ISTANBUL: The massacre of Muslims in barbaric terror attacks in New Zealand on Friday has “ominous familiarity” with the recent bigoted attacks in Charleston, South Carolina and Pittsburgh, Pennsylvania on Christian and Jewish congregants, an Istanbul-based research centre said on Saturday.
“Friday’s [March 15, 2019] unconscionable attacks on Muslim congregants in Christchurch, New Zealand, have bred great sadness and fear in the hearts of many Muslims and non-Muslims around the world,” said Centre for Islam and Global Affairs (CIGA), an all-Muslim research centre engaged in study of relation and interaction between Muslims and the West, in a statement.
At least 49 Muslims were murdered at two mosques during congregational Friday prayers in the city of Christchurch, New Zealand yesterday and as many were wounded with gunfire shots.

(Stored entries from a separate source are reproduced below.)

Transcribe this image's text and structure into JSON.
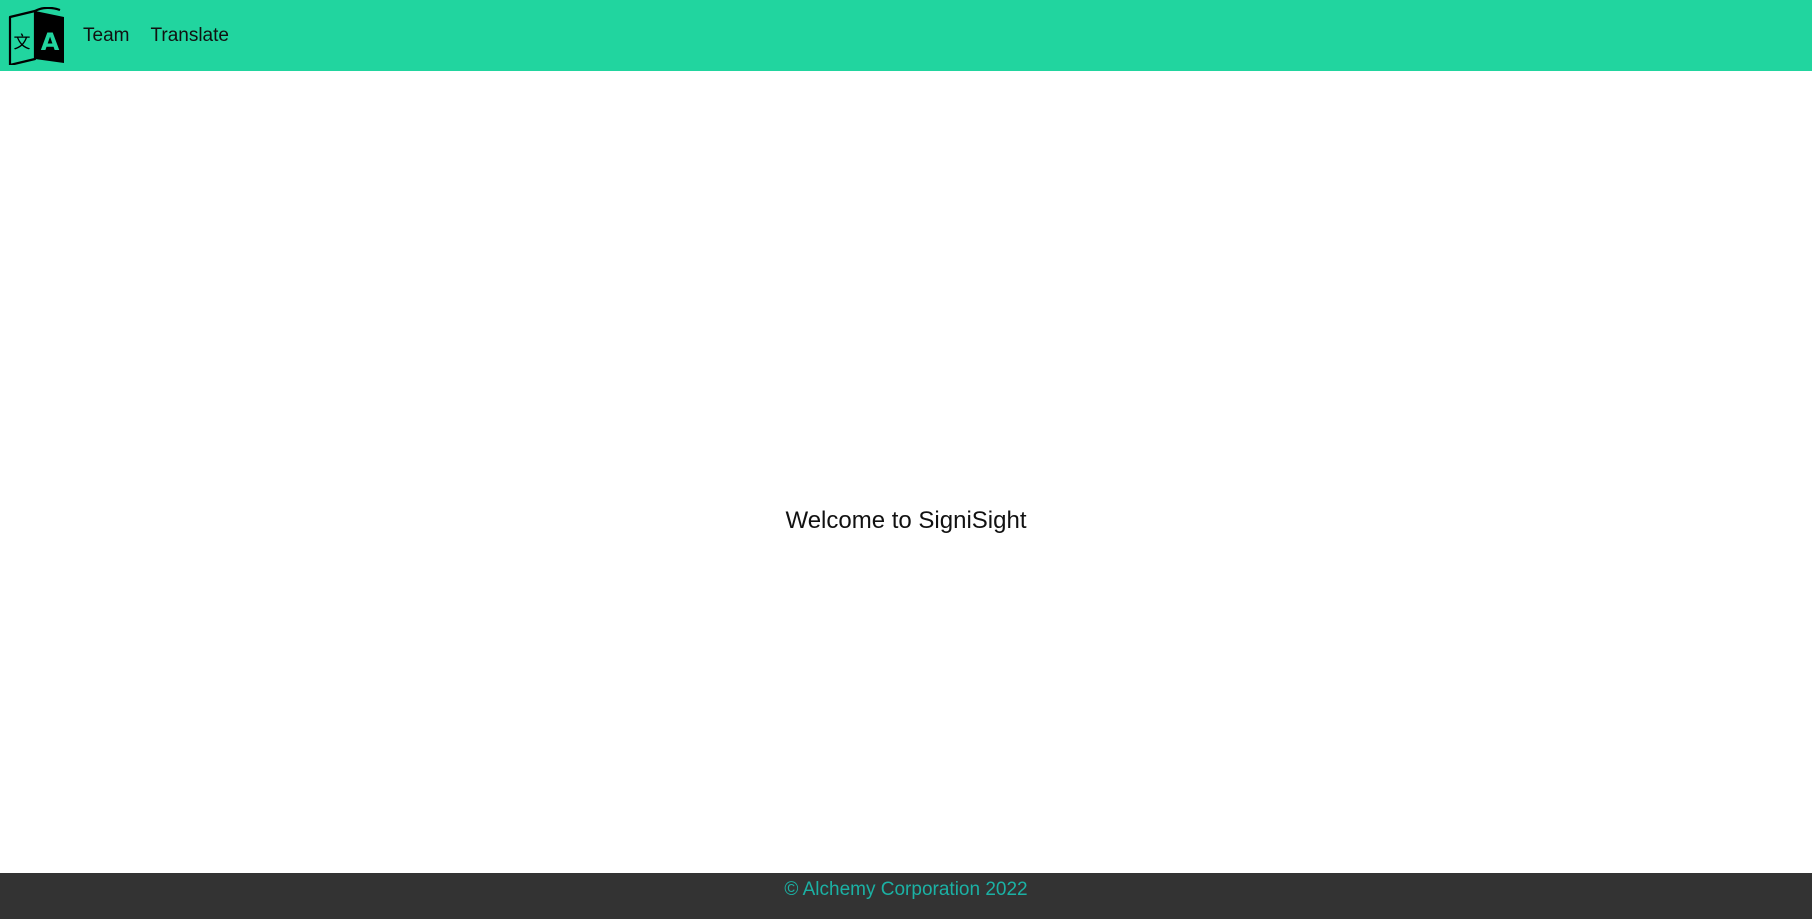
{
  "navbar": {
    "logo_icon": "translate-logo-icon",
    "links": [
      {
        "label": "Team"
      },
      {
        "label": "Translate"
      }
    ],
    "background_color": "#21d59f"
  },
  "main": {
    "welcome_text": "Welcome to SigniSight"
  },
  "footer": {
    "copyright": "© Alchemy Corporation 2022",
    "background_color": "#333333",
    "text_color": "#1bb1a4"
  }
}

“The influence of racist, fascist, ethnocentric jingoism on all such terrible incidents is both grave and deserving of an urgent, global response from intellectual, social, political, and religious leaders,” CIGA said in the statement.
Nine African-Americans were murdered during a prayer service at the Emanuel African Methodist Episcopal Church in Charleston, South Carolina United States on June 17, 2015 in a mass shooting by Dylann Roof, a 21-year-old white supremacist. Three other victims survived the attack.
In a similar kind of incident, eleven people were killed and seven others injured in a mass shooting at The Pittsburgh synagogue that occurred during the Tree of Life – Or L’Simcha Congregation – in the Squirrel Hill neighborhood of Pittsburgh, Pennsylvania United States on October 27, 2018.
As a “rising-research hub” in the Muslim World, CIGA said it is “committed to fostering and producing the intellectual zeal and space needed to address the problem of anti-religious hatred, in all its manifestations and iterations”.
CIGA has held and hosted international conferences and seminars on Islamophobia and other important topics which brought more than 80 international scholars to Turkey in the past 18 months.
“CIGA will proceed along the same trajectory this year, and will host the second annual international conference on Islamophobia on April 12-14,” the statement informed.
The statement said that scholars and thinkers from across the globe will join CIGA in April to “answer” some of the “most pressing questions about the state of Islamophobia today”. “[Islamophobia’s] connection to various forms of anti-Muslim and anti-religious violence, and the mechanisms and conditions which perpetuate it and its many concomitant horrors,” the statement said.
“It is simply not enough to condemn bigotry if we ever hope to tackle it,” CIGA observed in its statement.
“Understanding the social, political, and philosophical foundations that inform and encourage bigotry is a necessity of paramount importance. The connections we draw between phenomena like the rise of far-right movements and the increasing prevalence of anti-Muslim and anti-religious hatred must be done in a more explicit, more consequential manner,” CIGA said.
The statement said that CIGA will continue to work toward a future where the tragedies of the present cease to endure.